A recent Nature article, Rennert et al. 2022, estimates the social cost of CO2 summed through 2300. The authors find a total cost of $185 per ton of CO2, more than three times the value of $51 used in current U.S. regulatory decisions. $90 of that is due to increased mortality from higher temperatures, $84 to reduced agricultural output, $2 to sea level rise and $9 to energy costs for residential and commercial buildings.

This is the opening paragraph of David Friedman, “Critique of ‘Comprehensive evidence implies a higher social cost of CO2,David Friedman’s Substack, July 30, 2023.

David submitted his critique to Nature, which was the publisher of the Rennert et al article. Unfortunately, and not surprisingly, Nature rejected it.

David’s critique is lengthy but here are some highlights.

The mortality calculation in Rennert is based on regional figures for increased mortality per degree of temperature rise from Cromar et al. 2022. Temperature-related mortality depends, among other things, on income since richer people can afford air conditioning and better insulated homes and have less need to go out in unfavorable weather. The economic model in Rennert implies per capita GNP roughly tripling by 2100, increasing about eleven-fold by 2300, but since Cromar does not include income in the relation between temperature and mortality Rennert ignores the effect of that increase on temperature-related mortality. Socioeconomic conditions are mentioned in Cromar as a factor to be considered in future work but the implicit assumption of the two articles taken together is that, despite the large projected increase of income, the relation between temperature and mortality will remain at the level of the recent past.

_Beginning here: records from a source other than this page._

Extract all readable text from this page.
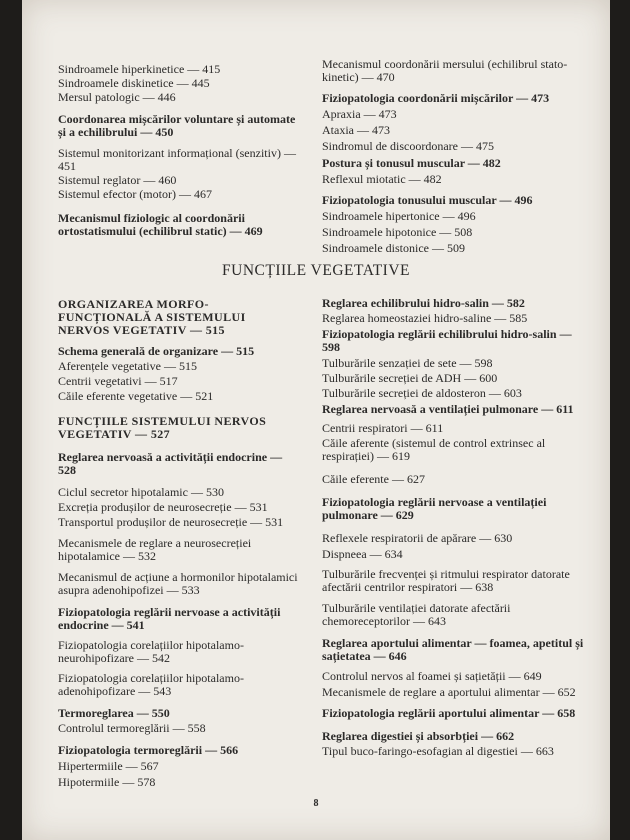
Sindroamele hiperkinetice — 415

Sindroamele diskinetice — 445

Mersul patologic — 446

Coordonarea mișcărilor voluntare și automate și a echilibrului — 450

Sistemul monitorizant informațional (senzitiv) — 451

Sistemul reglator — 460

Sistemul efector (motor) — 467

Mecanismul fiziologic al coordonării ortostatismului (echilibrul static) — 469

Mecanismul coordonării mersului (echilibrul stato-kinetic) — 470

Fiziopatologia coordonării mișcărilor — 473

Apraxia — 473

Ataxia — 473

Sindromul de discoordonare — 475

Postura și tonusul muscular — 482

Reflexul miotatic — 482

Fiziopatologia tonusului muscular — 496

Sindroamele hipertonice — 496

Sindroamele hipotonice — 508

Sindroamele distonice — 509

FUNCȚIILE VEGETATIVE

ORGANIZAREA MORFO-FUNCȚIONALĂ A SISTEMULUI NERVOS VEGETATIV — 515

Schema generală de organizare — 515

Aferențele vegetative — 515

Centrii vegetativi — 517

Căile eferente vegetative — 521

FUNCȚIILE SISTEMULUI NERVOS VEGETATIV — 527

Reglarea nervoasă a activității endocrine — 528

Ciclul secretor hipotalamic — 530

Excreția produșilor de neurosecreție — 531

Transportul produșilor de neurosecreție — 531

Mecanismele de reglare a neurosecreției hipotalamice — 532

Mecanismul de acțiune a hormonilor hipotalamici asupra adenohipofizei — 533

Fiziopatologia reglării nervoase a activității endocrine — 541

Fiziopatologia corelațiilor hipotalamo-neurohipofizare — 542

Fiziopatologia corelațiilor hipotalamo-adenohipofizare — 543

Termoreglarea — 550

Controlul termoreglării — 558

Fiziopatologia termoreglării — 566

Hipertermiile — 567

Hipotermiile — 578

Reglarea echilibrului hidro-salin — 582

Reglarea homeostaziei hidro-saline — 585

Fiziopatologia reglării echilibrului hidro-salin — 598

Tulburările senzației de sete — 598

Tulburările secreției de ADH — 600

Tulburările secreției de aldosteron — 603

Reglarea nervoasă a ventilației pulmonare — 611

Centrii respiratori — 611

Căile aferente (sistemul de control extrinsec al respirației) — 619

Căile eferente — 627

Fiziopatologia reglării nervoase a ventilației pulmonare — 629

Reflexele respiratorii de apărare — 630

Dispneea — 634

Tulburările frecvenței și ritmului respirator datorate afectării centrilor respiratori — 638

Tulburările ventilației datorate afectării chemoreceptorilor — 643

Reglarea aportului alimentar — foamea, apetitul și sațietatea — 646

Controlul nervos al foamei și sațietății — 649

Mecanismele de reglare a aportului alimentar — 652

Fiziopatologia reglării aportului alimentar — 658

Reglarea digestiei și absorbției — 662

Tipul buco-faringo-esofagian al digestiei — 663

8
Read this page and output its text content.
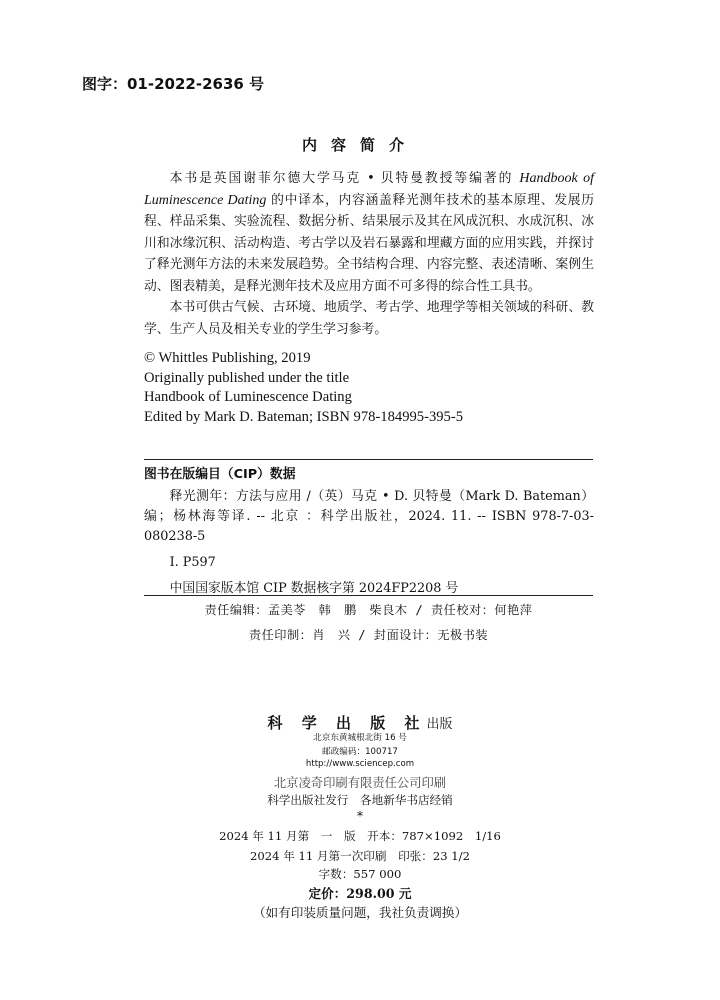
图字：01-2022-2636 号
内容简介

本书是英国谢菲尔德大学马克 • 贝特曼教授等编著的 Handbook of Luminescence Dating 的中译本，内容涵盖释光测年技术的基本原理、发展历程、样品采集、实验流程、数据分析、结果展示及其在风成沉积、水成沉积、冰川和冰缘沉积、活动构造、考古学以及岩石暴露和埋藏方面的应用实践，并探讨了释光测年方法的未来发展趋势。全书结构合理、内容完整、表述清晰、案例生动、图表精美，是释光测年技术及应用方面不可多得的综合性工具书。

本书可供古气候、古环境、地质学、考古学、地理学等相关领域的科研、教学、生产人员及相关专业的学生学习参考。

© Whittles Publishing, 2019
Originally published under the title
Handbook of Luminescence Dating
Edited by Mark D. Bateman; ISBN 978-184995-395-5
图书在版编目（CIP）数据
释光测年：方法与应用 /（英）马克 • D. 贝特曼（Mark D. Bateman）编；杨林海等译. -- 北京 ：科学出版社，2024. 11. -- ISBN 978-7-03-080238-5
Ⅰ. P597
中国国家版本馆 CIP 数据核字第 2024FP2208 号
责任编辑：孟美苓　韩　鹏　柴良木 / 责任校对：何艳萍
责任印制：肖　兴 / 封面设计：无极书装
科 学 出 版 社出版
北京东黄城根北街 16 号
邮政编码：100717
http://www.sciencep.com
北京凌奇印刷有限责任公司印刷
科学出版社发行　各地新华书店经销
*
2024 年 11 月第　一　版　开本：787×1092　1/16
2024 年 11 月第一次印刷　印张：23 1/2
字数：557 000
定价：298.00 元
（如有印装质量问题，我社负责调换）
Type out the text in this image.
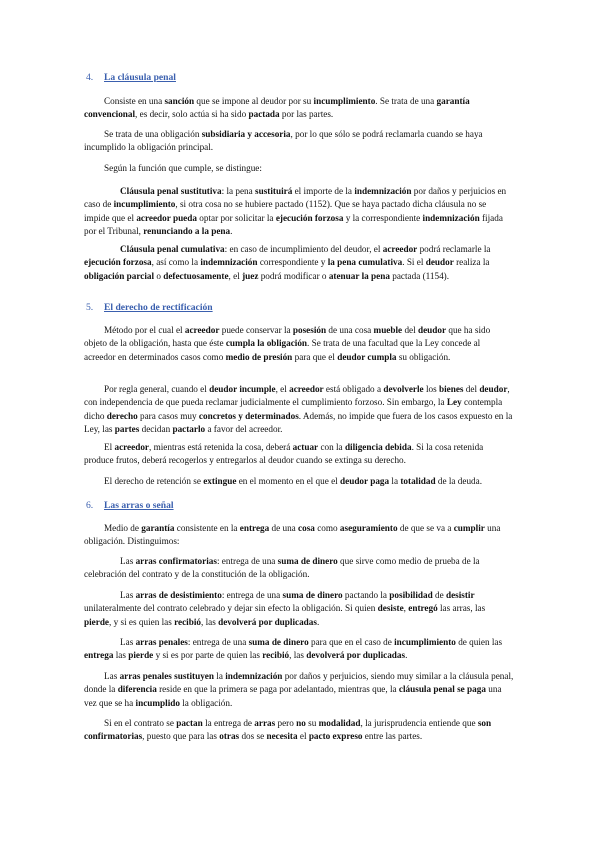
4. La cláusula penal

Consiste en una sanción que se impone al deudor por su incumplimiento. Se trata de una garantía convencional, es decir, solo actúa si ha sido pactada por las partes.

Se trata de una obligación subsidiaria y accesoria, por lo que sólo se podrá reclamarla cuando se haya incumplido la obligación principal.

Según la función que cumple, se distingue:

Cláusula penal sustitutiva: la pena sustituirá el importe de la indemnización por daños y perjuicios en caso de incumplimiento, si otra cosa no se hubiere pactado (1152). Que se haya pactado dicha cláusula no se impide que el acreedor pueda optar por solicitar la ejecución forzosa y la correspondiente indemnización fijada por el Tribunal, renunciando a la pena.

Cláusula penal cumulativa: en caso de incumplimiento del deudor, el acreedor podrá reclamarle la ejecución forzosa, así como la indemnización correspondiente y la pena cumulativa. Si el deudor realiza la obligación parcial o defectuosamente, el juez podrá modificar o atenuar la pena pactada (1154).

5. El derecho de rectificación

Método por el cual el acreedor puede conservar la posesión de una cosa mueble del deudor que ha sido objeto de la obligación, hasta que éste cumpla la obligación. Se trata de una facultad que la Ley concede al acreedor en determinados casos como medio de presión para que el deudor cumpla su obligación.

Por regla general, cuando el deudor incumple, el acreedor está obligado a devolverle los bienes del deudor, con independencia de que pueda reclamar judicialmente el cumplimiento forzoso. Sin embargo, la Ley contempla dicho derecho para casos muy concretos y determinados. Además, no impide que fuera de los casos expuesto en la Ley, las partes decidan pactarlo a favor del acreedor.

El acreedor, mientras está retenida la cosa, deberá actuar con la diligencia debida. Si la cosa retenida produce frutos, deberá recogerlos y entregarlos al deudor cuando se extinga su derecho.

El derecho de retención se extingue en el momento en el que el deudor paga la totalidad de la deuda.

6. Las arras o señal

Medio de garantía consistente en la entrega de una cosa como aseguramiento de que se va a cumplir una obligación. Distinguimos:

Las arras confirmatorias: entrega de una suma de dinero que sirve como medio de prueba de la celebración del contrato y de la constitución de la obligación.

Las arras de desistimiento: entrega de una suma de dinero pactando la posibilidad de desistir unilateralmente del contrato celebrado y dejar sin efecto la obligación. Si quien desiste, entregó las arras, las pierde, y si es quien las recibió, las devolverá por duplicadas.

Las arras penales: entrega de una suma de dinero para que en el caso de incumplimiento de quien las entrega las pierde y si es por parte de quien las recibió, las devolverá por duplicadas.

Las arras penales sustituyen la indemnización por daños y perjuicios, siendo muy similar a la cláusula penal, donde la diferencia reside en que la primera se paga por adelantado, mientras que, la cláusula penal se paga una vez que se ha incumplido la obligación.

Si en el contrato se pactan la entrega de arras pero no su modalidad, la jurisprudencia entiende que son confirmatorias, puesto que para las otras dos se necesita el pacto expreso entre las partes.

Yet, as David points out, it’s absurd to think that if people’s incomes triple on average, they would not take steps to protect themselves from higher temperatures. Indeed, an article by T. Carlton et al in the Quarterly Journal of Economics did just that. David writes:

Carleton et al. 2022, a more recent and more sophisticated calculation of the contribution to the Social Cost of Carbon from temperature-related mortality, uses the same time period and discount rate as Rennert but takes account of the effect on mortality of both income and the temperature distribution. It found a value of $36.6 for a high emissions scenario (RCP 8.5) and $17.1 for a moderate emissions scenario (RCP 4.5). The latter is much closer than the former to the assumptions in Rennert.

Focusing just on mortality, the difference between a social cost of carbon dioxide of $90 per ton and a social cost of $36.6 or  $17.1 per ton is substantial.

David then goes to to consider the other components of social cost, showing that Rennert et al overstate the social cost for each.

If you click on the Rennert et al article, you’ll see multiple authors, many of whom are well-known economists at name brand schools. That makes their basic economic errors all the more stunning.

Friedman ends with this:

Rennert sums costs over the next three centuries, with about two-thirds of the total coming after 2100. Their solution to the problem of predicting technological change over that period is, with the exception of their estimates of CO2 production and energy costs, to ignore it, implicitly assume technological stasis. That is the wrong solution — but any projection of technological change that far into the future would be science fiction not science.

What they claim to do cannot be done.

David’s critique is well worth taking the time to read.